The wool-selling season closed with the market indicators of both South Africa and Australia at record highs. The Cape Wools Merino Indicator closed at R211,99/kg (clean) – an increase of 15,5% on the opening sale and 39% higher than last season’s closing sale (see graph 1). In Australia, the year-on-year improvement of the indicator was 34,8% (see graph 2).
This excellent performance of the market came amid increasing demand from within China for luxury goods, including high quality clothing. Fortunately for Merino producers many wool processing facilities in China are owned by overseas companies – Italian, German and Australian interests amongst them.
In addition, Merino wool has been positioned strongly as a premium and luxury fibre in China by many international and domestic brands. Many of them work with Woolmark and a major marketing aim is to position Merino wool as something to aspire to, to look and feel good, according to the June Market
Intelligence Report of Australian Wool Innovation (see p2 for more).

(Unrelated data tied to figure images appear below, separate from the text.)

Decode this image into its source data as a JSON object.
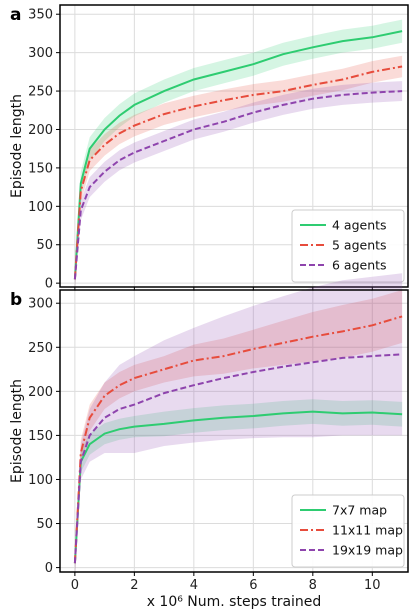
{
  "chart_data": [
    {
      "panel": "a",
      "type": "line",
      "title": "",
      "xlabel": "",
      "ylabel": "Episode length",
      "xlim": [
        -0.5,
        11.2
      ],
      "ylim": [
        -5,
        362
      ],
      "xticks": [
        0,
        2,
        4,
        6,
        8,
        10
      ],
      "yticks": [
        0,
        50,
        100,
        150,
        200,
        250,
        300,
        350
      ],
      "grid": true,
      "legend_position": "lower-right",
      "series": [
        {
          "name": "4 agents",
          "color": "#2ecc71",
          "dash": "solid",
          "x": [
            0,
            0.2,
            0.5,
            1,
            1.5,
            2,
            3,
            4,
            5,
            6,
            7,
            8,
            9,
            10,
            11
          ],
          "y": [
            5,
            130,
            175,
            200,
            218,
            232,
            250,
            265,
            275,
            285,
            298,
            307,
            315,
            320,
            328
          ],
          "band": [
            15,
            15,
            15,
            15,
            15,
            15,
            15,
            15,
            15,
            15,
            15,
            15,
            15,
            15,
            15
          ]
        },
        {
          "name": "5 agents",
          "color": "#e74c3c",
          "dash": "dashdot",
          "x": [
            0,
            0.2,
            0.5,
            1,
            1.5,
            2,
            3,
            4,
            5,
            6,
            7,
            8,
            9,
            10,
            11
          ],
          "y": [
            5,
            120,
            160,
            180,
            195,
            205,
            220,
            230,
            238,
            245,
            250,
            258,
            265,
            275,
            282
          ],
          "band": [
            14,
            14,
            14,
            14,
            14,
            14,
            14,
            14,
            14,
            14,
            14,
            14,
            14,
            14,
            14
          ]
        },
        {
          "name": "6 agents",
          "color": "#8e44ad",
          "dash": "dashed",
          "x": [
            0,
            0.2,
            0.5,
            1,
            1.5,
            2,
            3,
            4,
            5,
            6,
            7,
            8,
            9,
            10,
            11
          ],
          "y": [
            5,
            95,
            125,
            145,
            160,
            170,
            185,
            200,
            210,
            222,
            232,
            240,
            245,
            248,
            250
          ],
          "band": [
            13,
            13,
            13,
            13,
            13,
            13,
            13,
            13,
            13,
            13,
            13,
            13,
            13,
            13,
            13
          ]
        }
      ]
    },
    {
      "panel": "b",
      "type": "line",
      "title": "",
      "xlabel": "x 10⁶ Num. steps trained",
      "ylabel": "Episode length",
      "xlim": [
        -0.5,
        11.2
      ],
      "ylim": [
        -5,
        315
      ],
      "xticks": [
        0,
        2,
        4,
        6,
        8,
        10
      ],
      "yticks": [
        0,
        50,
        100,
        150,
        200,
        250,
        300
      ],
      "grid": true,
      "legend_position": "lower-right",
      "series": [
        {
          "name": "7x7 map",
          "color": "#2ecc71",
          "dash": "solid",
          "x": [
            0,
            0.2,
            0.5,
            1,
            1.5,
            2,
            3,
            4,
            5,
            6,
            7,
            8,
            9,
            10,
            11
          ],
          "y": [
            5,
            120,
            140,
            152,
            157,
            160,
            163,
            167,
            170,
            172,
            175,
            177,
            175,
            176,
            174
          ],
          "band": [
            12,
            12,
            12,
            12,
            12,
            12,
            14,
            14,
            14,
            14,
            14,
            14,
            14,
            14,
            14
          ]
        },
        {
          "name": "11x11 map",
          "color": "#e74c3c",
          "dash": "dashdot",
          "x": [
            0,
            0.2,
            0.5,
            1,
            1.5,
            2,
            3,
            4,
            5,
            6,
            7,
            8,
            9,
            10,
            11
          ],
          "y": [
            5,
            130,
            170,
            195,
            207,
            215,
            225,
            235,
            240,
            248,
            255,
            262,
            268,
            275,
            285
          ],
          "band": [
            15,
            15,
            15,
            15,
            15,
            15,
            15,
            18,
            20,
            22,
            25,
            28,
            30,
            30,
            30
          ]
        },
        {
          "name": "19x19 map",
          "color": "#8e44ad",
          "dash": "dashed",
          "x": [
            0,
            0.2,
            0.5,
            1,
            1.5,
            2,
            3,
            4,
            5,
            6,
            7,
            8,
            9,
            10,
            11
          ],
          "y": [
            5,
            120,
            150,
            170,
            180,
            185,
            198,
            207,
            215,
            222,
            228,
            233,
            238,
            240,
            242
          ],
          "band": [
            20,
            20,
            30,
            40,
            50,
            55,
            60,
            65,
            70,
            75,
            80,
            85,
            88,
            90,
            92
          ]
        }
      ]
    }
  ]
}
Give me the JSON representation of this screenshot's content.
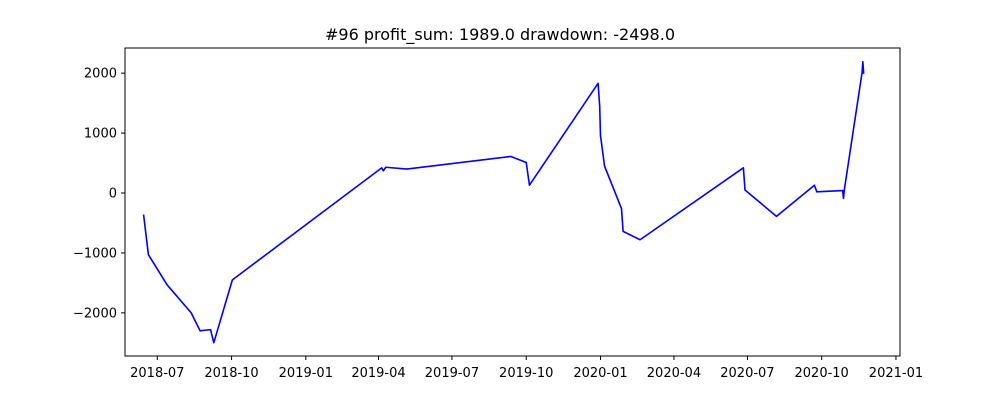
{
  "chart_data": {
    "type": "line",
    "title": "#96   profit_sum: 1989.0 drawdown: -2498.0",
    "xlabel": "",
    "ylabel": "",
    "xlim": [
      "2018-05-22",
      "2021-01-06"
    ],
    "ylim": [
      -2720,
      2420
    ],
    "grid": false,
    "legend": "none",
    "x_ticks": [
      "2018-07-01",
      "2018-10-01",
      "2019-01-01",
      "2019-04-01",
      "2019-07-01",
      "2019-10-01",
      "2020-01-01",
      "2020-04-01",
      "2020-07-01",
      "2020-10-01",
      "2021-01-01"
    ],
    "x_tick_labels": [
      "2018-07",
      "2018-10",
      "2019-01",
      "2019-04",
      "2019-07",
      "2019-10",
      "2020-01",
      "2020-04",
      "2020-07",
      "2020-10",
      "2021-01"
    ],
    "y_ticks": [
      -2000,
      -1000,
      0,
      1000,
      2000
    ],
    "y_tick_labels": [
      "−2000",
      "−1000",
      "0",
      "1000",
      "2000"
    ],
    "series": [
      {
        "color": "#0000ff",
        "x": [
          "2018-06-14",
          "2018-06-20",
          "2018-07-13",
          "2018-08-12",
          "2018-08-23",
          "2018-09-05",
          "2018-09-09",
          "2018-10-02",
          "2019-04-05",
          "2019-04-07",
          "2019-04-10",
          "2019-05-06",
          "2019-09-12",
          "2019-10-01",
          "2019-10-05",
          "2019-12-29",
          "2019-12-31",
          "2020-01-01",
          "2020-01-06",
          "2020-01-27",
          "2020-01-29",
          "2020-02-19",
          "2020-06-26",
          "2020-06-28",
          "2020-08-06",
          "2020-09-22",
          "2020-09-25",
          "2020-10-27",
          "2020-10-28",
          "2020-10-29",
          "2020-11-20",
          "2020-11-21",
          "2020-11-22"
        ],
        "y": [
          -360,
          -1030,
          -1530,
          -2000,
          -2300,
          -2280,
          -2498,
          -1450,
          420,
          370,
          430,
          400,
          610,
          510,
          130,
          1830,
          1450,
          960,
          450,
          -260,
          -640,
          -780,
          420,
          50,
          -390,
          130,
          20,
          40,
          -90,
          50,
          2010,
          2190,
          1989
        ]
      }
    ]
  }
}
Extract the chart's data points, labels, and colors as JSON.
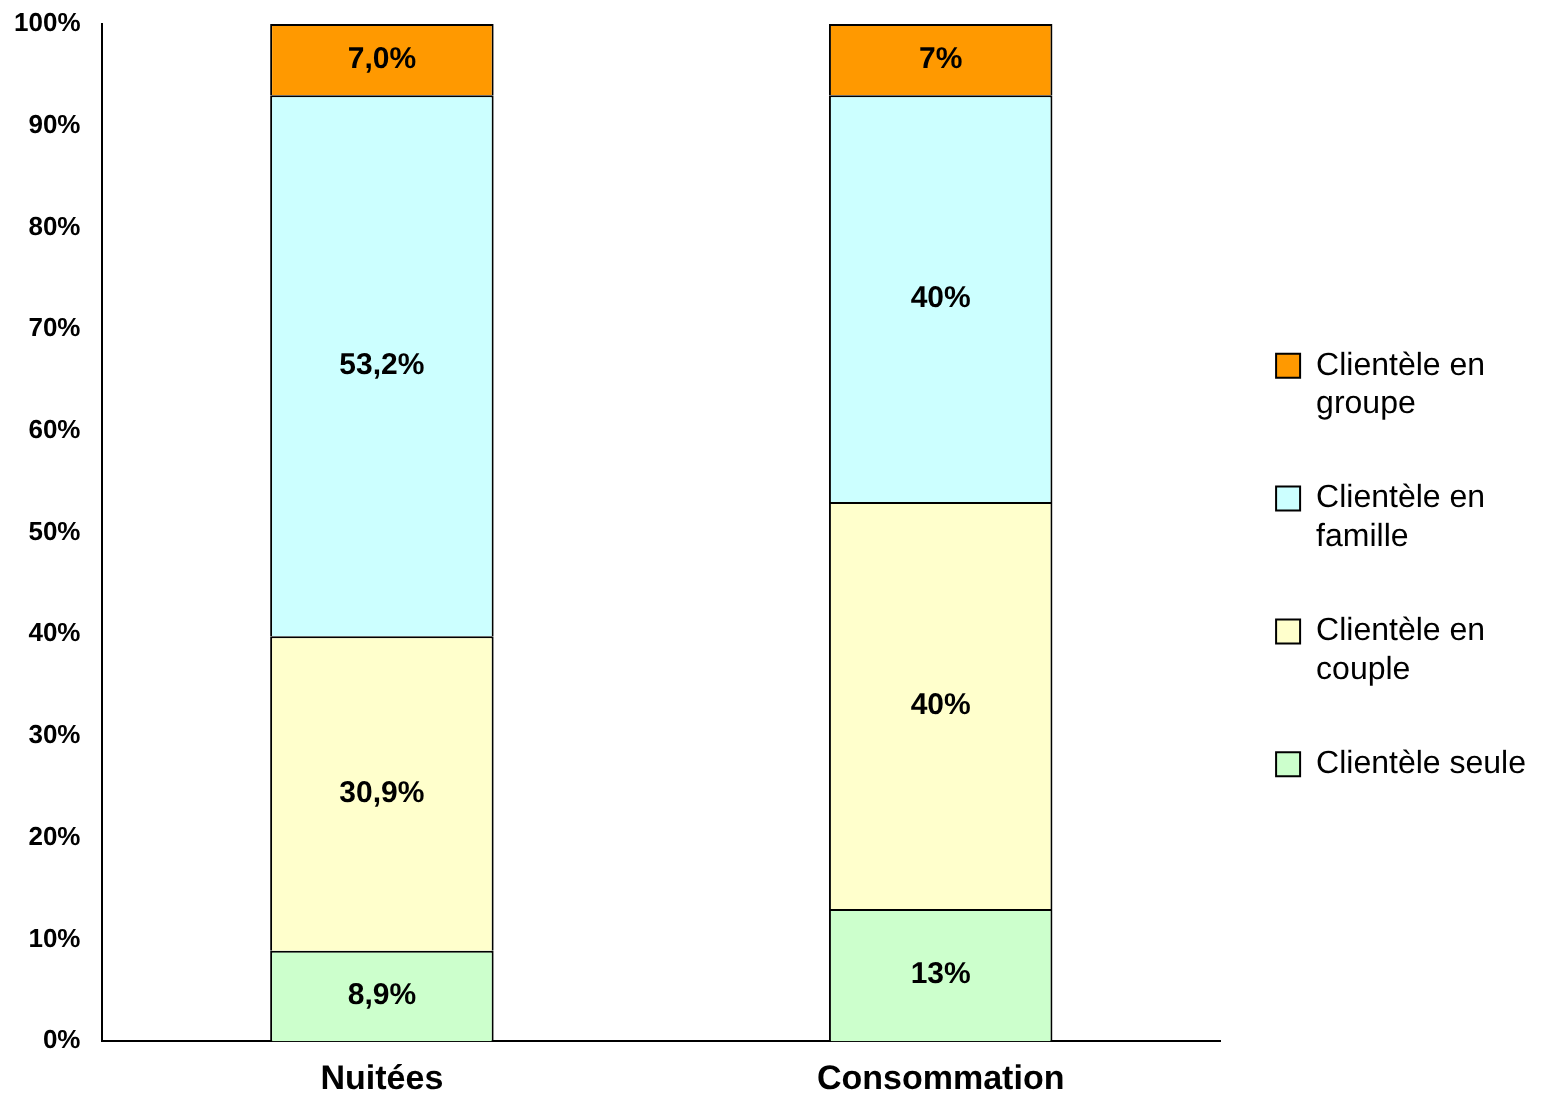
{
  "chart_data": {
    "type": "bar",
    "stacked": true,
    "categories": [
      "Nuitées",
      "Consommation"
    ],
    "series": [
      {
        "name": "Clientèle seule",
        "color": "#ccffcc",
        "values": [
          8.9,
          13
        ],
        "value_labels": [
          "8,9%",
          "13%"
        ]
      },
      {
        "name": "Clientèle en couple",
        "color": "#ffffcc",
        "values": [
          30.9,
          40
        ],
        "value_labels": [
          "30,9%",
          "40%"
        ]
      },
      {
        "name": "Clientèle en famille",
        "color": "#ccffff",
        "values": [
          53.2,
          40
        ],
        "value_labels": [
          "53,2%",
          "40%"
        ]
      },
      {
        "name": "Clientèle en groupe",
        "color": "#ff9900",
        "values": [
          7.0,
          7
        ],
        "value_labels": [
          "7,0%",
          "7%"
        ]
      }
    ],
    "ylim": [
      0,
      100
    ],
    "yticks": [
      {
        "value": 0,
        "label": "0%"
      },
      {
        "value": 10,
        "label": "10%"
      },
      {
        "value": 20,
        "label": "20%"
      },
      {
        "value": 30,
        "label": "30%"
      },
      {
        "value": 40,
        "label": "40%"
      },
      {
        "value": 50,
        "label": "50%"
      },
      {
        "value": 60,
        "label": "60%"
      },
      {
        "value": 70,
        "label": "70%"
      },
      {
        "value": 80,
        "label": "80%"
      },
      {
        "value": 90,
        "label": "90%"
      },
      {
        "value": 100,
        "label": "100%"
      }
    ],
    "grid": false,
    "legend": "right"
  }
}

Cape Wools shipment figures for the period July 2017 to end March 2018 show that China now accounts for 71,5% of South African exports (calculated on a value basis) – an increase of almost 13% on the same period last season. There has, however, been a marked decline in wool exported to the Czech Republic, Egypt and India, the other major grease-wool importers, while Bulgaria has increased its imports substantially and now is the 5th largest importer of South African grease wool.